Haloperidol and second-generation antipsychotics (SGAs) were compared for effectiveness in treating negative symptoms of schizophrenia. The assessment instruments that were commonly used were the Scale for the Assessment of Negative Symptoms (SANS) and the Positive and Negative Syndrome Scale (PANSS).

When a statistically significant difference in effect was noted, the SGAs had a greater beneficial effect than haloperidol. Olanzapine specifically demonstrated a clinically significant greater benefit than haloperidol.

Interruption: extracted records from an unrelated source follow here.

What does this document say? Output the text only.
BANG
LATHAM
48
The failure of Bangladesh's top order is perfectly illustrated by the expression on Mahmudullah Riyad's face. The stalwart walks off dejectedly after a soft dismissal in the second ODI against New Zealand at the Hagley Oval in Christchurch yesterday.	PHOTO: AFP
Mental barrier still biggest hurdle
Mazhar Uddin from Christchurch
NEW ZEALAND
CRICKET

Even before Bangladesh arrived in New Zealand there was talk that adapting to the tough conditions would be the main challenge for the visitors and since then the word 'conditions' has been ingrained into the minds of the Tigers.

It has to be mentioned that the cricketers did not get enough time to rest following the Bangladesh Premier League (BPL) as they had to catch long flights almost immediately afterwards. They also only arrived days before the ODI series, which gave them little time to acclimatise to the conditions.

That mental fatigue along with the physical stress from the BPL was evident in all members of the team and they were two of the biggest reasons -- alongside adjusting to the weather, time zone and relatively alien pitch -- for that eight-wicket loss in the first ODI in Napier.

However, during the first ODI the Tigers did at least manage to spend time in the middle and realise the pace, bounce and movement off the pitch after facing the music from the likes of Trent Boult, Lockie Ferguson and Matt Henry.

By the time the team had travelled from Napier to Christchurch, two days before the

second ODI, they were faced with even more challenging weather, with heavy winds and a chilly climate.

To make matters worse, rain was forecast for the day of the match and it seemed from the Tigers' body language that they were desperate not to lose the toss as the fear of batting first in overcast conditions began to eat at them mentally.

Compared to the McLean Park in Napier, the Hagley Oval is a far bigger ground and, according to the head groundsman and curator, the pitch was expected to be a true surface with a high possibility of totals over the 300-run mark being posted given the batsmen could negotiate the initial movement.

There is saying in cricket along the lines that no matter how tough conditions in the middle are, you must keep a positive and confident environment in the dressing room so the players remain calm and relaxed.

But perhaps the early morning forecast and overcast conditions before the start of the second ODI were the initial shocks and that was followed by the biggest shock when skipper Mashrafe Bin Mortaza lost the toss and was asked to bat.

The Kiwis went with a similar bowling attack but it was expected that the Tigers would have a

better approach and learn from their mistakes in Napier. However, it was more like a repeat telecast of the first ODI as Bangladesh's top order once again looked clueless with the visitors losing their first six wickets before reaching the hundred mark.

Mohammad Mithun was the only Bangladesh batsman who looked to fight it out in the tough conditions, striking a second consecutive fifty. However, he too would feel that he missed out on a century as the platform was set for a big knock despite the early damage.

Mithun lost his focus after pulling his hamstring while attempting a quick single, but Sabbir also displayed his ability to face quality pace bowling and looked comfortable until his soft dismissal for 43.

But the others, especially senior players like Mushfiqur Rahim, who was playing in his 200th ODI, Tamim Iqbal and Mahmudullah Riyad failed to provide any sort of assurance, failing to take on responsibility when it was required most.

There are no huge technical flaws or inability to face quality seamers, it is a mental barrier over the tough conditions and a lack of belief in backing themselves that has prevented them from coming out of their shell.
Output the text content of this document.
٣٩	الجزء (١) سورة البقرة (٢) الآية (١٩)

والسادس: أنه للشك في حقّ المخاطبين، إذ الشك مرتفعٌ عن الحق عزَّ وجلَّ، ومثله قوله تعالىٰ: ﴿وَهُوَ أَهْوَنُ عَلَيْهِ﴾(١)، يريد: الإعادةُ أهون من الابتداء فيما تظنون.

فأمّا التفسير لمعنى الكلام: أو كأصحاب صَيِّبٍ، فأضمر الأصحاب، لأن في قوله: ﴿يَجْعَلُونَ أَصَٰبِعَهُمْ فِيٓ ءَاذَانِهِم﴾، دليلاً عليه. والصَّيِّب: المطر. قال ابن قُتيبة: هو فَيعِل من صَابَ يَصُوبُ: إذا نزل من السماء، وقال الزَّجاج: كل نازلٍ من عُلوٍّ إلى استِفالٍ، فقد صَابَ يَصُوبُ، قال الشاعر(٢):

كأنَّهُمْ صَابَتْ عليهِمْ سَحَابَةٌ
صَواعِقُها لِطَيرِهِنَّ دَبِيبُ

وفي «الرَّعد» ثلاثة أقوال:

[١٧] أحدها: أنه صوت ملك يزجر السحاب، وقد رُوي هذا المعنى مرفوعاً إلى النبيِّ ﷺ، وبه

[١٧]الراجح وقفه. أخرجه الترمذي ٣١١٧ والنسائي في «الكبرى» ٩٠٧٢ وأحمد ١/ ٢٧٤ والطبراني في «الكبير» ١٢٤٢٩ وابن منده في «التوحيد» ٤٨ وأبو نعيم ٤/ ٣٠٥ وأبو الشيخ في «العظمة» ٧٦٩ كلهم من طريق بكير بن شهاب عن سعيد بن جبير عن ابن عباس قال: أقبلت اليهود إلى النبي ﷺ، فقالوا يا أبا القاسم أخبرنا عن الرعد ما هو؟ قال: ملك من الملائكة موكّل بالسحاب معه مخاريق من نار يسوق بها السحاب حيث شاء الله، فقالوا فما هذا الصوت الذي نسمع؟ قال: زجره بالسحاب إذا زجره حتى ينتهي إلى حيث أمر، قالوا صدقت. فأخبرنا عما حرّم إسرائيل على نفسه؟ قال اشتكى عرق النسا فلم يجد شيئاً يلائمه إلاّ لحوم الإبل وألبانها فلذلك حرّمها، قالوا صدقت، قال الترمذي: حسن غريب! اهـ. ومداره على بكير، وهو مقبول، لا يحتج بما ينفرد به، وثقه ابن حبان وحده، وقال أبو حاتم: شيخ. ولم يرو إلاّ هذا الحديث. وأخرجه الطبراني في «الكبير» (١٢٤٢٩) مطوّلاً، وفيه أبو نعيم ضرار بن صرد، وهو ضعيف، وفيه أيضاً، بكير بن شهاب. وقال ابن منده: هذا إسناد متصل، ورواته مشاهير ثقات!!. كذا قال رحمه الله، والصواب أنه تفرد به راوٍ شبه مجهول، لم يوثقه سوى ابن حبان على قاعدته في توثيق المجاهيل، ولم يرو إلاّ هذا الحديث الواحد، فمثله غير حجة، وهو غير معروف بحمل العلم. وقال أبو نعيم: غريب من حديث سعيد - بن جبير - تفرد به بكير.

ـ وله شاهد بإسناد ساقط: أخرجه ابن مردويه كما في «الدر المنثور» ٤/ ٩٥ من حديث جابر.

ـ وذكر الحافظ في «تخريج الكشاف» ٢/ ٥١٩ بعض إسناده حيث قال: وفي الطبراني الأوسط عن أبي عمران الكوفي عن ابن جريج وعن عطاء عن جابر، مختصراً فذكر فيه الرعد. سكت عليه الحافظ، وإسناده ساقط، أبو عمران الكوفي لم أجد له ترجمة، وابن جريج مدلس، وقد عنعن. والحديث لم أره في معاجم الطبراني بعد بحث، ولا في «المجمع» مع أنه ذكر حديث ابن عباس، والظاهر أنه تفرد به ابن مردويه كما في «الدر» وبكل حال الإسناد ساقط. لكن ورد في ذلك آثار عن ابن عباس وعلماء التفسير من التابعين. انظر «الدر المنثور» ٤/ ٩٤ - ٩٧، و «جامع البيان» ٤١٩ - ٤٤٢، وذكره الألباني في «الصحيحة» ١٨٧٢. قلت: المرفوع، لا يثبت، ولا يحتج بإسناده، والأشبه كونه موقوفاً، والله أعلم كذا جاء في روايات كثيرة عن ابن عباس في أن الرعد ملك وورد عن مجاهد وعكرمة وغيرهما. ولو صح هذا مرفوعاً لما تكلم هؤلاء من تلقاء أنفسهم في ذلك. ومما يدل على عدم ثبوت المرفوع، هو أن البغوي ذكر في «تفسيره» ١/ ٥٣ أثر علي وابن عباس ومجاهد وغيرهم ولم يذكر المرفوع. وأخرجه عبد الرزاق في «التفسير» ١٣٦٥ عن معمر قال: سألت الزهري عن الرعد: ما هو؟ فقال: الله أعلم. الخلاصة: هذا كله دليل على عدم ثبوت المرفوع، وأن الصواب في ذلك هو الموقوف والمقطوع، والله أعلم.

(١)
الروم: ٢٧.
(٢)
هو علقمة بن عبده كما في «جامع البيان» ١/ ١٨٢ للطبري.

Statistically significant differences were found between haloperidol and aripiprazole (mean difference [MD] = 0.8; 95-percent confidence interval [95% CI] = 0.14 to 1.46; data from 3 randomized controlled trials [RCTs]); the strength of evidence for this finding was moderate. The difference between haloperidol and olanzapine on the PANSS was statistically and clinically significant, with moderate strength of evidence (MD = 1.06; 95% CI = 0.46 to 1.67; data from 14 RCTs). The difference between haloperidol and olanzapine on the SANS was statistically and clinically significant, with moderate strength of evidence (MD = 1.7;, 95% CI = 1.57 to 2.02; data from 5 RCTs). The difference between haloperidol and risperidone on the PANSS was statistically significant, with moderate strength of evidence (MD = 0.60; 95% CI =10.01 to 1.20; data from 20 RCTs). The difference between haloperidol and risperidone on the SANS was statistically significant, with moderate strength of evidence (MD = 0.58; 95% CI = 0.37 to 0.80; data from 4 RCTs). No statistically significant difference was found between haloperidol and quetiapine on the PANSS in four RCTs, between haloperidol and ziprasidone on the PANSS in three RCTs, and between haloperidol and clozapine on the PANSS and the SANS in two RCTs each.